Thursday night the people who wished to try for the prize speaking at Commencement had their preliminary contest to see who would be chosen. There were seventeen who tried, and the program was long and wearisome. Two of the four that I drilled were chosed. [sic] After next Friday, when the Eighth Grade graduation exercise occur, [sic] I shall have only these two speakers to drill; I have been having about thirty a week and I feel as if I had had enough elocution for a season. Please don't ask me to go to Mrs. Lizzie's children's Sunday concert.

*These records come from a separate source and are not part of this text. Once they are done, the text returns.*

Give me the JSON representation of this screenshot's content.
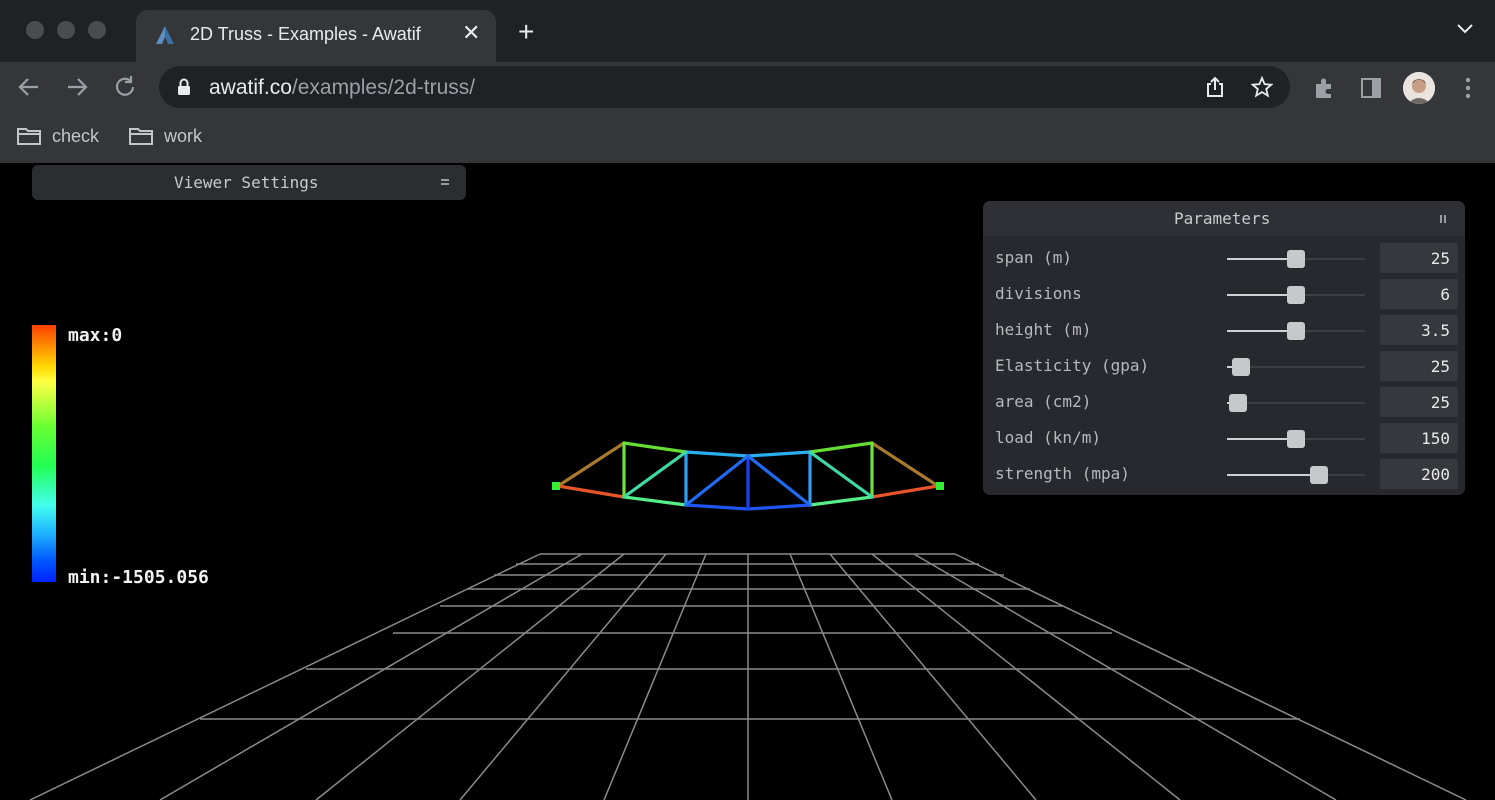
{
  "browser": {
    "tab_title": "2D Truss - Examples - Awatif",
    "url_host": "awatif.co",
    "url_path": "/examples/2d-truss/",
    "bookmarks": [
      {
        "label": "check"
      },
      {
        "label": "work"
      }
    ]
  },
  "viewer_settings": {
    "title": "Viewer Settings"
  },
  "parameters": {
    "title": "Parameters",
    "rows": [
      {
        "label": "span (m)",
        "value": "25",
        "slider_fraction": 0.5
      },
      {
        "label": "divisions",
        "value": "6",
        "slider_fraction": 0.5
      },
      {
        "label": "height (m)",
        "value": "3.5",
        "slider_fraction": 0.5
      },
      {
        "label": "Elasticity (gpa)",
        "value": "25",
        "slider_fraction": 0.1
      },
      {
        "label": "area (cm2)",
        "value": "25",
        "slider_fraction": 0.08
      },
      {
        "label": "load (kn/m)",
        "value": "150",
        "slider_fraction": 0.5
      },
      {
        "label": "strength (mpa)",
        "value": "200",
        "slider_fraction": 0.67
      }
    ]
  },
  "legend": {
    "max_label": "max:0",
    "min_label": "min:-1505.056"
  }
}
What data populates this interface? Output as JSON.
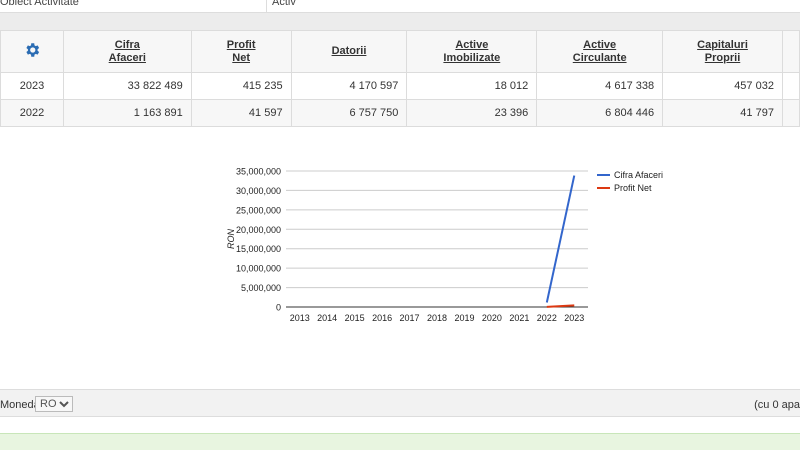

I will enclose a program of the recital of Taylor, the one-armed college sophomore. It was pretty good, only you held your breath on high notes, because you didn't exactly know how he was coming out.
Gertrude Mekeel has sent her usual invitation to stop on my way home. Gertrude Alice is to don short dresses this week - she is very fat and good-natured.
We are expecting a visit from Dr. Cooper this week.
The roses are just at their best and the campus is brilliant with them[.] The "Madame Loubet" and the "Sunset" are especially beautiful. The Cherokees lined the roads along which we drove yesterday. I never saw such fields of strawberries as those we passed. The season is at its height, and the fields were full of pickers.